4 Replies Latest reply on Jan 12, 2009 2:16 PM by MicahVillmow

    Concurrent GPU accesses

    jean-claude

      Hi,

      Assume a program that has just filled and flushed a command queue to the GPU for a batch of consecutive kernels execution. To take full advantage of processing power, the program can then still perform a bunch of CPU tasks while waiting for GPU execution completion.

      Having said so, while all this stuff  is being executed, obviously the operating system still provides screen refresh, and other programs accesses to the GPU...

      Questions:

      (1) Is there a form of scheduler for GPU allocation?

      (2) What happen to the kernels queue issued by the program, is it execution being interleaved with other monitoring tasks imposed by the OS? So, what can be done to set up some form of concurrent sharing of the GPU?

      (3) On Vista32, what then does the parameter TdrDelay mean exactly in windows registry, ie is this maximum delay related to the maximum time elapsed between the last command queue flush and the first subsequent task completion from the GPU?

      (4) Overall, what kind of concurrent accesses monitoring is being performed under the hook by both the OS and the GPU driver, and how can this be used smartly to emulate a concurrent GPU access in a specific program?

      I understand that this is a little bit tricky... but this forum is for skilled and hungry programmers isn't it?

        • Concurrent GPU accesses
          MicahVillmow
          Jean-claude,

          1) There is no real scheduling available to the programmer other than submitting command buffers to the GPU for execution. After command buffer is submitted all tasks inside of that command buffer is executed in order. When and how a command buffer is submitted the GPU is controlled by the driver and not the user outside of the flush commands.
          2) A single command buffer can be considered executed atomically. However, again what constitutes a command buffer is controlled by the driver.
          3) Not 100% sure, but it might mean the amount of time before the OS interrupts the driver to get control from what it considers a 'frozen' program.
          4) Can you rephrase this to be more CAL specific and not OS specific?
            • Concurrent GPU accesses
              jean-claude

              Hi Micah,

              Thanks for your reply.

              Actually my question is still related to a previous one (here) I submitted last week.

              The point is that I'm trying to figure out how to open a "fast lane" for execution of short GPU tasks while the GPU has already been submitted a large batch of kernels.

              This situation typically occurs when the CPU (that has pursued its work concurrently while the GPU is working on the main batch) is now expecting a short assistance (ie short kernel execution) from GPU. If the new task has to wait until the batch is completed, then the CPU is stalled waiting for both to complete. This then completely clears the benefit of concurrent execution.

              What would sound more productive is to be able to force the insertion of a new task (in between the atoms execution of batch 1) ie doing some form of preempting - even if the exact timing is not precise.

              The GPU knows already the status of completion of the task queue related to task1, so it should be possible to feed task2 between the atoms...

              In my opinion this will become soon mandatory, since if we assume that in the not so far future one will have on his PC several applications taking advantages of GPU stream-co-processing, then obviously some form of scheduling (task slot assigment, GPU time sharing, ...) has to be jointly supported by the OS and the GPU driver.

              I leave it up to your thoughts.

              Jean-Claude

               

               

               

              • Concurrent GPU accesses
                jean-claude

                Hi Micah,

                Thanks for your reply.

                Actually my question is still related to a previous one (here) I submitted last week.

                The point is that I'm trying to figure out how to open a "fast lane" for execution of short GPU tasks while the GPU has already been submitted a large batch of kernels.

                This situation typically occurs when the CPU (that has pursued its work concurrently while the GPU is working on the main batch) is now expecting a short assistance (ie short kernel execution) from GPU. If the new task has to wait until the batch is completed, then the CPU is stalled waiting for both to complete.

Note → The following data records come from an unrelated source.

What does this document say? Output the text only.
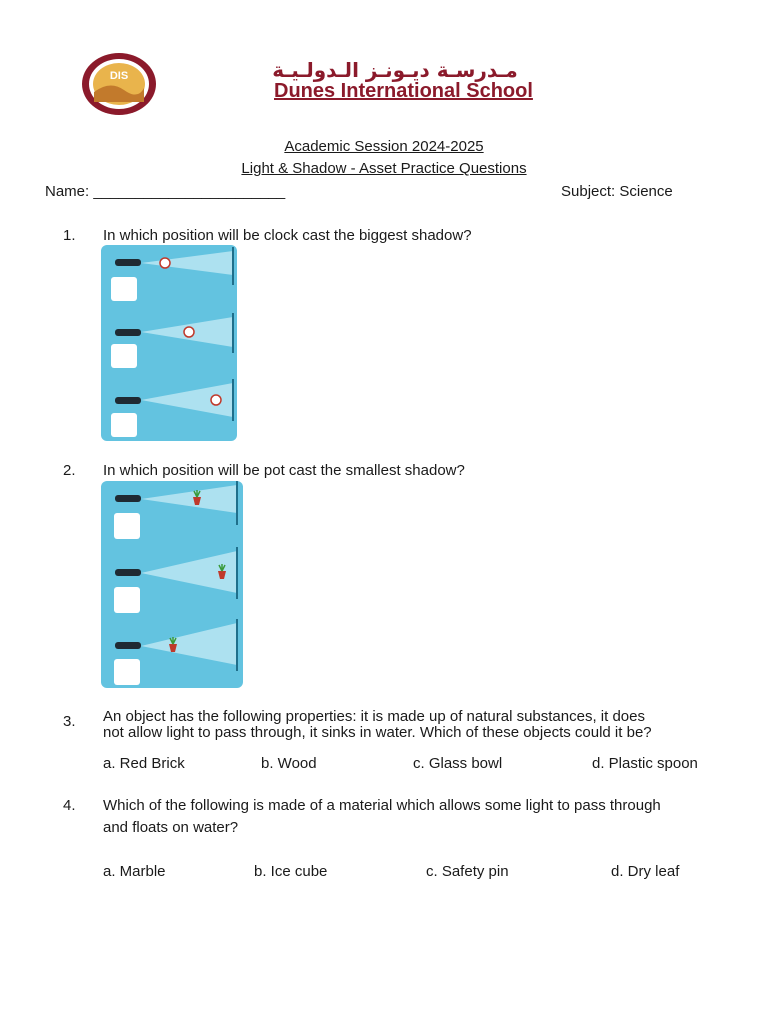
DIS	مـدرسـة ديـونـز الـدولـيـة
Dunes International School
Academic Session 2024-2025
Light & Shadow - Asset Practice Questions
Name: _______________________	Subject: Science
1. In which position will be clock cast the biggest shadow?
2. In which position will be pot cast the smallest shadow?
3. An object has the following properties: it is made up of natural substances, it does
not allow light to pass through, it sinks in water. Which of these objects could it be?
a. Red Brick	b. Wood	c. Glass bowl	d. Plastic spoon
4. Which of the following is made of a material which allows some light to pass through
and floats on water?
a. Marble	b. Ice cube	c. Safety pin	d. Dry leaf
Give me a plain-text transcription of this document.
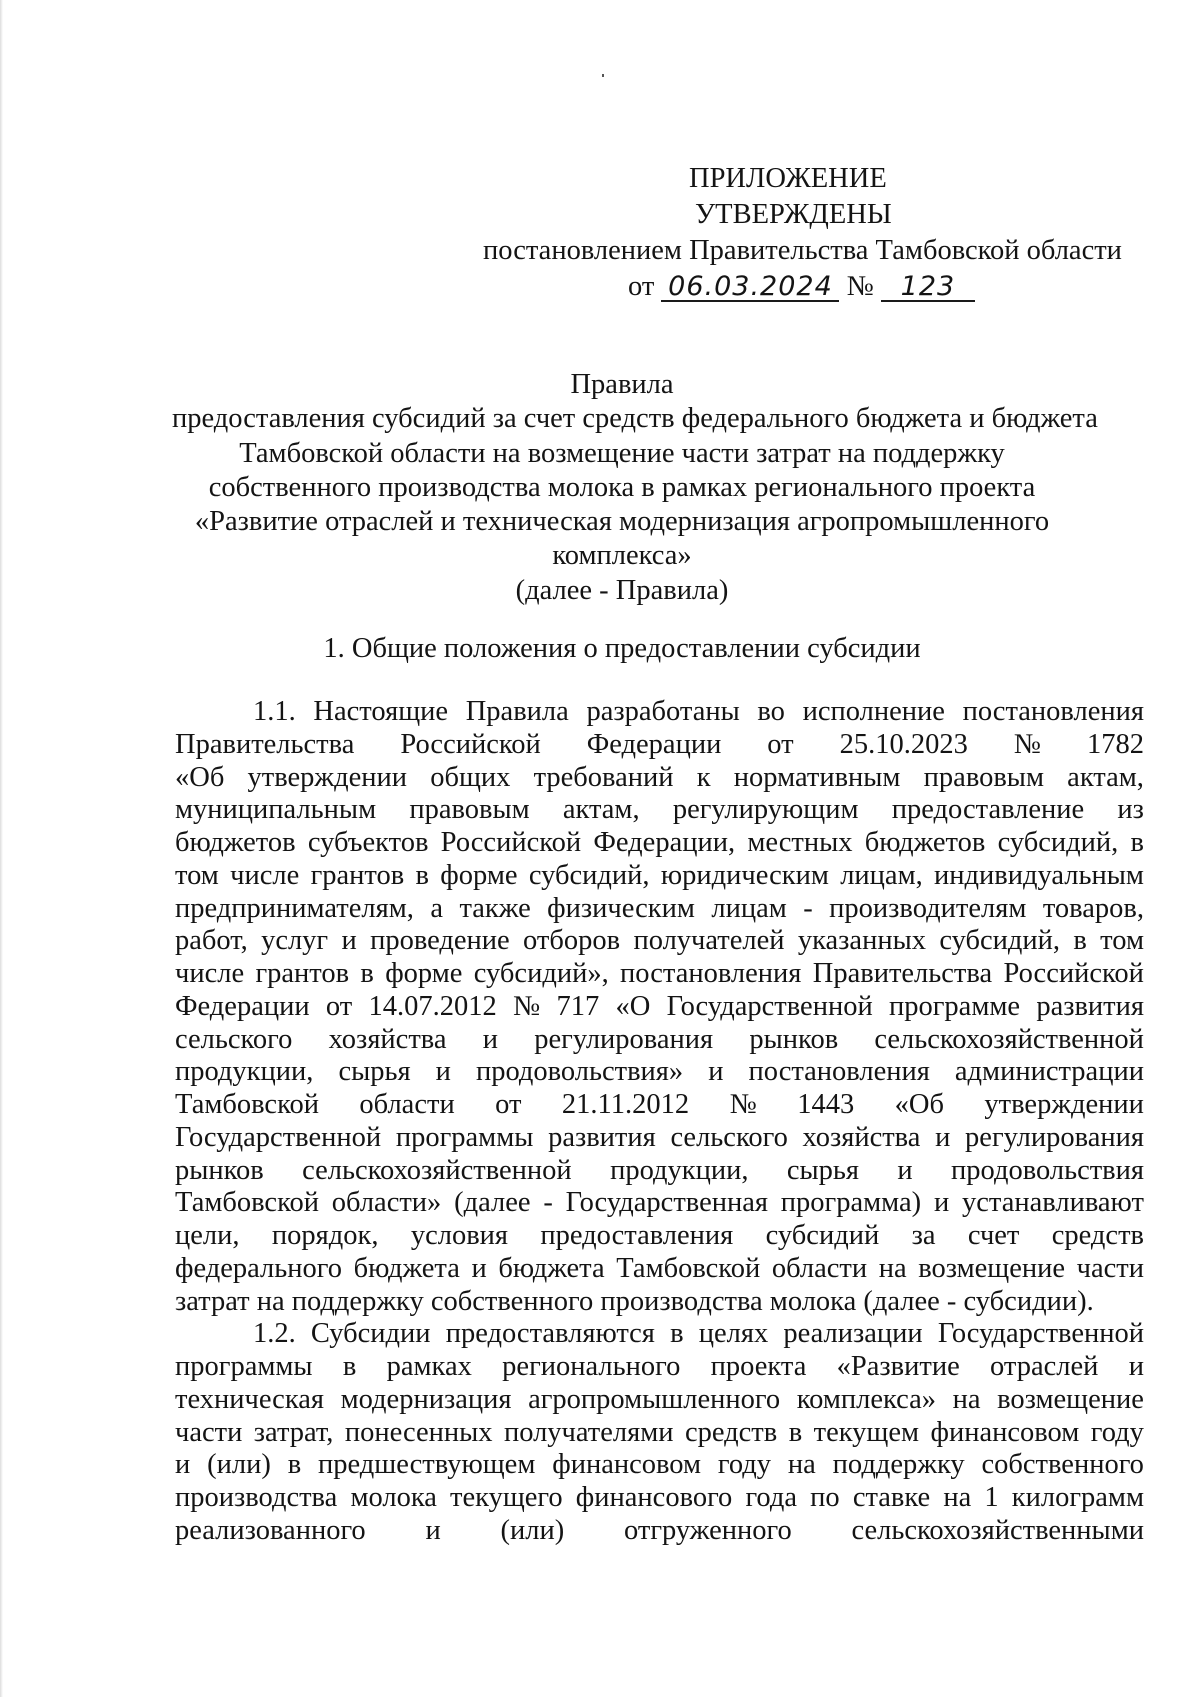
ПРИЛОЖЕНИЕ
УТВЕРЖДЕНЫ
постановлением Правительства Тамбовской области
от 06.03.2024 № 123
Правила
предоставления субсидий за счет средств федерального бюджета и бюджета
Тамбовской области на возмещение части затрат на поддержку
собственного производства молока в рамках регионального проекта
«Развитие отраслей и техническая модернизация агропромышленного
комплекса»
(далее - Правила)
1. Общие положения о предоставлении субсидии
1.1. Настоящие Правила разработаны во исполнение постановления
Правительства Российской Федерации от 25.10.2023 № 1782
«Об утверждении общих требований к нормативным правовым актам,
муниципальным правовым актам, регулирующим предоставление из
бюджетов субъектов Российской Федерации, местных бюджетов субсидий, в
том числе грантов в форме субсидий, юридическим лицам, индивидуальным
предпринимателям, а также физическим лицам - производителям товаров,
работ, услуг и проведение отборов получателей указанных субсидий, в том
числе грантов в форме субсидий», постановления Правительства Российской
Федерации от 14.07.2012 № 717 «О Государственной программе развития
сельского хозяйства и регулирования рынков сельскохозяйственной
продукции, сырья и продовольствия» и постановления администрации
Тамбовской области от 21.11.2012 № 1443 «Об утверждении
Государственной программы развития сельского хозяйства и регулирования
рынков сельскохозяйственной продукции, сырья и продовольствия
Тамбовской области» (далее - Государственная программа) и устанавливают
цели, порядок, условия предоставления субсидий за счет средств
федерального бюджета и бюджета Тамбовской области на возмещение части
затрат на поддержку собственного производства молока (далее - субсидии).
1.2. Субсидии предоставляются в целях реализации Государственной
программы в рамках регионального проекта «Развитие отраслей и
техническая модернизация агропромышленного комплекса» на возмещение
части затрат, понесенных получателями средств в текущем финансовом году
и (или) в предшествующем финансовом году на поддержку собственного
производства молока текущего финансового года по ставке на 1 килограмм
реализованного и (или) отгруженного сельскохозяйственными
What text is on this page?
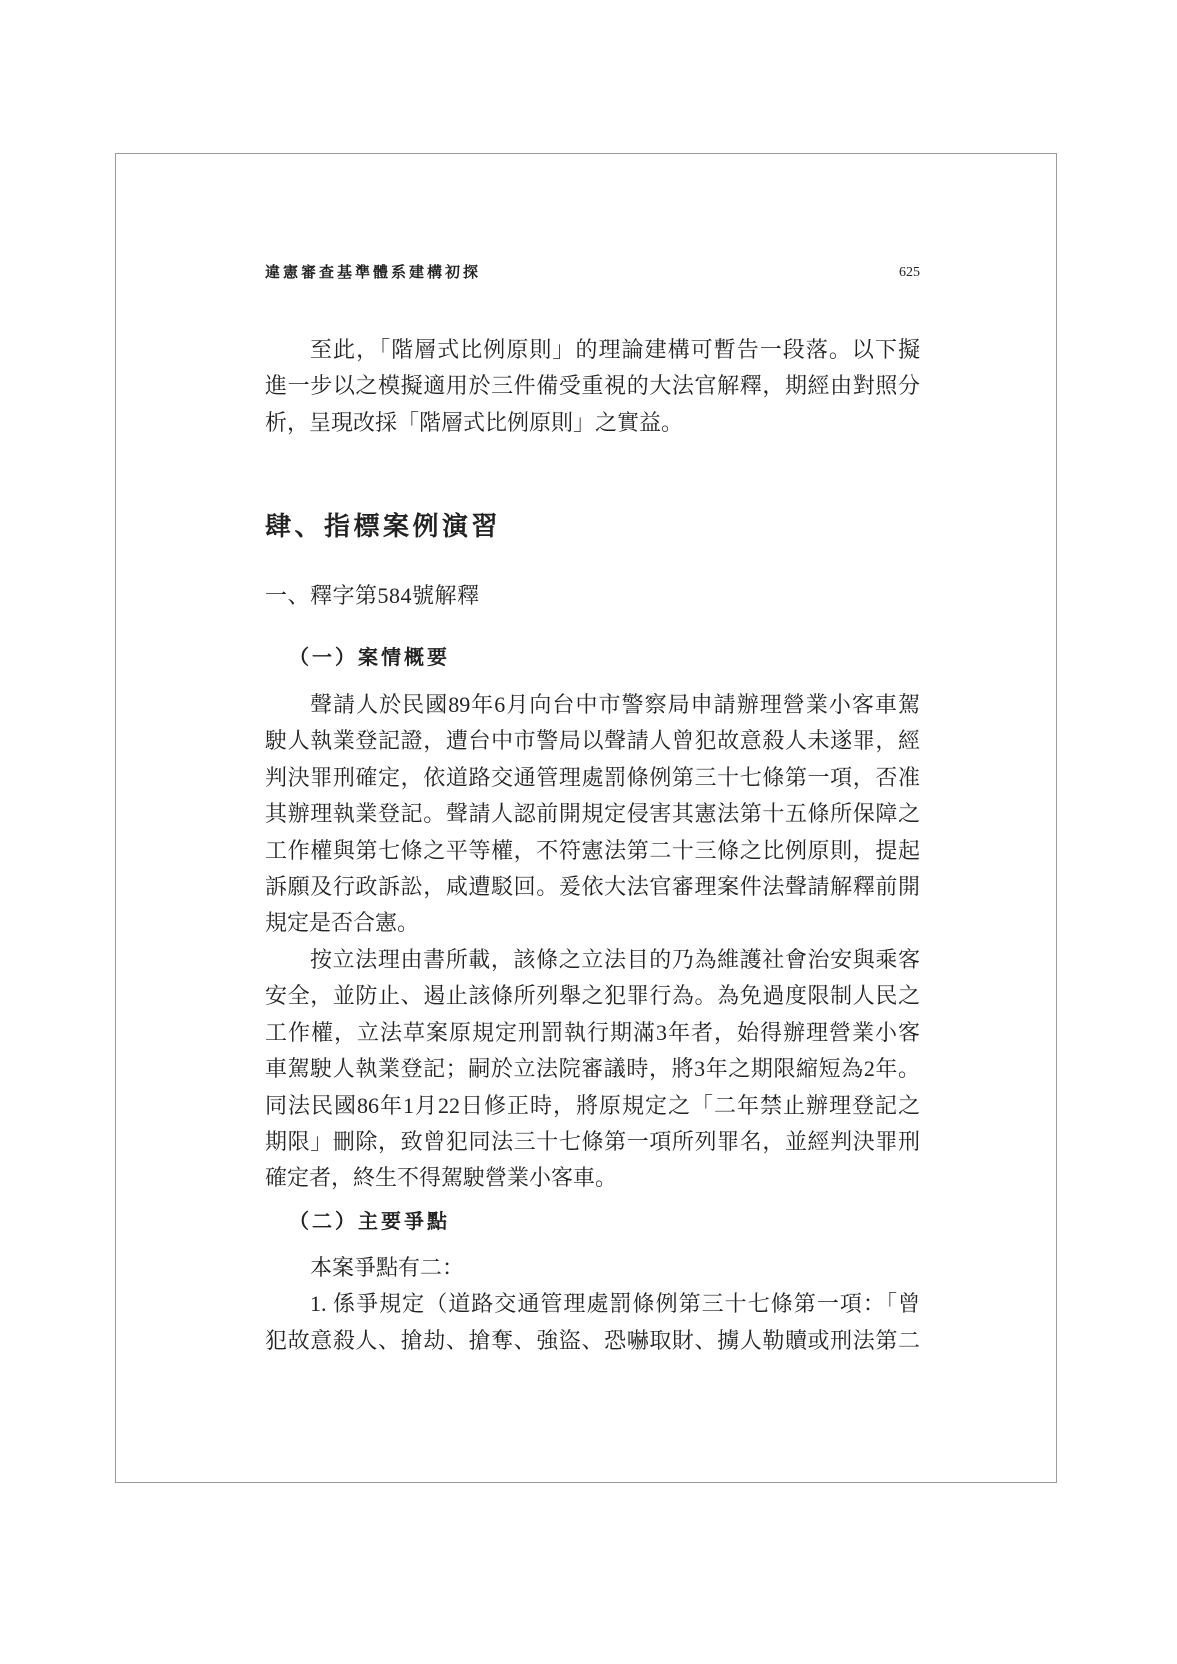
違憲審查基準體系建構初探	625
至此，「階層式比例原則」的理論建構可暫告一段落。以下擬
進一步以之模擬適用於三件備受重視的大法官解釋，期經由對照分
析，呈現改採「階層式比例原則」之實益。
肆、指標案例演習
一、釋字第584號解釋
（一）案情概要
聲請人於民國89年6月向台中市警察局申請辦理營業小客車駕
駛人執業登記證，遭台中市警局以聲請人曾犯故意殺人未遂罪，經
判決罪刑確定，依道路交通管理處罰條例第三十七條第一項，否准
其辦理執業登記。聲請人認前開規定侵害其憲法第十五條所保障之
工作權與第七條之平等權，不符憲法第二十三條之比例原則，提起
訴願及行政訴訟，咸遭駁回。爰依大法官審理案件法聲請解釋前開
規定是否合憲。
按立法理由書所載，該條之立法目的乃為維護社會治安與乘客
安全，並防止、遏止該條所列舉之犯罪行為。為免過度限制人民之
工作權，立法草案原規定刑罰執行期滿3年者，始得辦理營業小客
車駕駛人執業登記；嗣於立法院審議時，將3年之期限縮短為2年。
同法民國86年1月22日修正時，將原規定之「二年禁止辦理登記之
期限」刪除，致曾犯同法三十七條第一項所列罪名，並經判決罪刑
確定者，終生不得駕駛營業小客車。
（二）主要爭點
本案爭點有二：
1. 係爭規定（道路交通管理處罰條例第三十七條第一項：「曾
犯故意殺人、搶劫、搶奪、強盜、恐嚇取財、擄人勒贖或刑法第二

This then completely clears the benefit of concurrent execution.

                What would sound more productive is to be able to force the insertion of a new task (in between the atoms execution of batch 1) ie doing some form of preempting - even if the exact timing is not precise.

                The GPU knows already the status of completion of the task queue related to task1, so it should be possible to feed task2 between the atoms...

                In my opinion this will become soon mandatory, since if we assume that in the not so far future one will have on his PC several applications taking advantages of GPU stream-co-processing, then obviously some form of scheduling (task slot assigment, GPU time sharing, ...) has to be jointly supported by the OS and the GPU driver.

                I leave it up to your thoughts.

                Jean-Claude




              • Concurrent GPU accesses
                MicahVillmow
                Jean-claude,
                This is currently not possible as we do not have pre-emption on the GPU. Once a task is submitted, it is finished in order with no interruptions(except in the case of the OS/driver triggering a reset).

                Also, GPU's are not good at executing short/small tasks because of the cost of memory transfer and not filling up the hardware with enough data.